With rapid digital transformation occurring in healthcare today, it is understandable that the Food and Drug Administration (FDA) is calling for new, decentralized clinical trial models, both to improve the efficiency and impact of studies, and to reduce overall costs. Quest supports this position, acknowledging that we are in a transformational time, not only related to therapeutics but also to today’s data and computing environment.
As demonstrated by the accelerated development of COVID-19 vaccines, we now have the digital capabilities and know-how to scope, define, recruit, test, and bring to market broad-spectrum medications for large populations, as well as biologics and cell-based therapies, putting patients at the center of the process.
Instead of just establishing more sites and recruiting more patients, which requires both enormous budgets and long cycle times, the opportunity now exists to connect to the right patients, as well as care teams, labs, health plans, and the pharma and clinical trial industry overall, catalyzing a different approach. Downstream, the benefits to pharma are enormous, as every day of patent life is worth an estimated million dollars.
Shifting the focus
While today’s medicines are more complex, many clinical trials are still conducted for the broad population versus the focused populations they are intended to benefit. This approach is both inefficient and expensive, with 60% of patients who express interest in a trial failing at prescreen. Given that approximately 50% of a trial’s budget has already been spent for patient outreach prior to prescreening, this underscores the inefficiency of the traditional approach.

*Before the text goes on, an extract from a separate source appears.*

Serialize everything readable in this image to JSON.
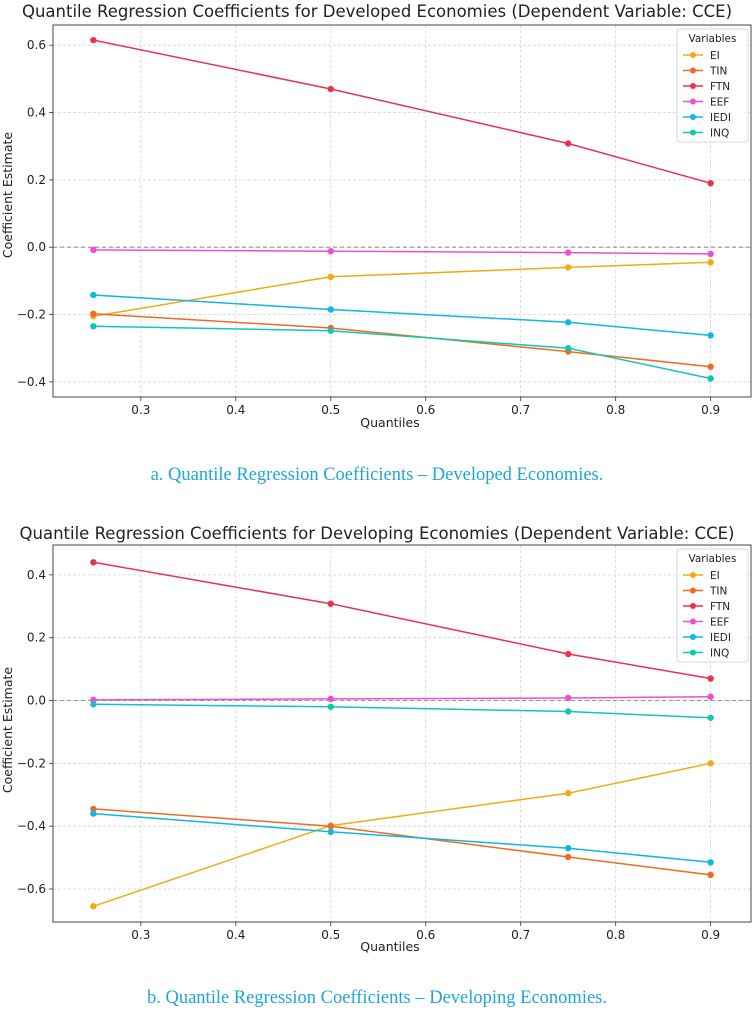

Additionally, only two percent of physicians in the country participate in clinical trials, with half one-and-done. Most never participate again because they consider the process too cumbersome and difficult to navigate.
Leveraging the power of analytics
To cut through this inertia requires an infrastructure built around data analytics that adheres to privacy and regulatory requirements. At Quest, we recognize the need to standardize and normalize data, pulling it together into a secure cloud and translating it into a de-identified, secure, linkable format. This platform unlocks the power of lab data, especially when linked to other kinds of information, such as claims, diagnostic history, procedures, etc.
Related to clinical trials, analytics also supports and enables more complex and precise inclusion/exclusion criteria, as well as prior diagnostic and therapeutic exposure. In this spirit, it is also important to partner with other data suppliers to create a robust infrastructure that meets these demands.
At Quest, our robust database, which includes 58+ billion clinical lab results from 2,250 Patient Service Centers, can be parsed to reflect the size of targeted populations, the kinds of physicians participating patients see, how their disease has evolved over time, the impact of one therapeutic over another on underlying biology, etc. All of this is served up through cohort analytics, enabling researchers to garner a rich depth of insights to inform their efforts.
Today, Pharma and CROs can access this level of data through our Quest self-service platform via a subscription service. Quest data can also be leveraged to help with digital outreach campaigns.
In a very real sense, it is all about looking at a population of patients and being able to predict who is going to enroll and who is most likely to stay in the trial, both from a clinical standpoint and related to social determinants of health, which factor in demographics, psychographics and other elements of the patient’s profile.
In this context, it is important for investigators to think about the therapeutic design and the patient population they are reaching out to when deciding whether to go with a traditional anchor site trial, a hybrid model with sub-PIs, or a direct-to-patient/virtual trial. Understanding how patient populations or therapies fit these scenarios is key to the trial’s success.
Don’t underestimate the power of convenience, relevance
Ultimately, some of the biggest justifications for a decentralized clinical trial model are convenience and relevance. People want trials that are both relevant to them personally and close to home, otherwise trials wouldn’t have as much as a 30% dropout rate. The days of moving the patient to the PI or a clinical trial institute are largely over.
In a decentralized model, any number of touchpoints can become part of the network for a trial, putting more and more capabilities into service centers. In these environments, health care professionals can also help identify and pre-screen patients as they do standard-of-care visits. It is only when a patient has a more invasive, complex issue that they need to go to a hospital to participate in an onsite clinical trial.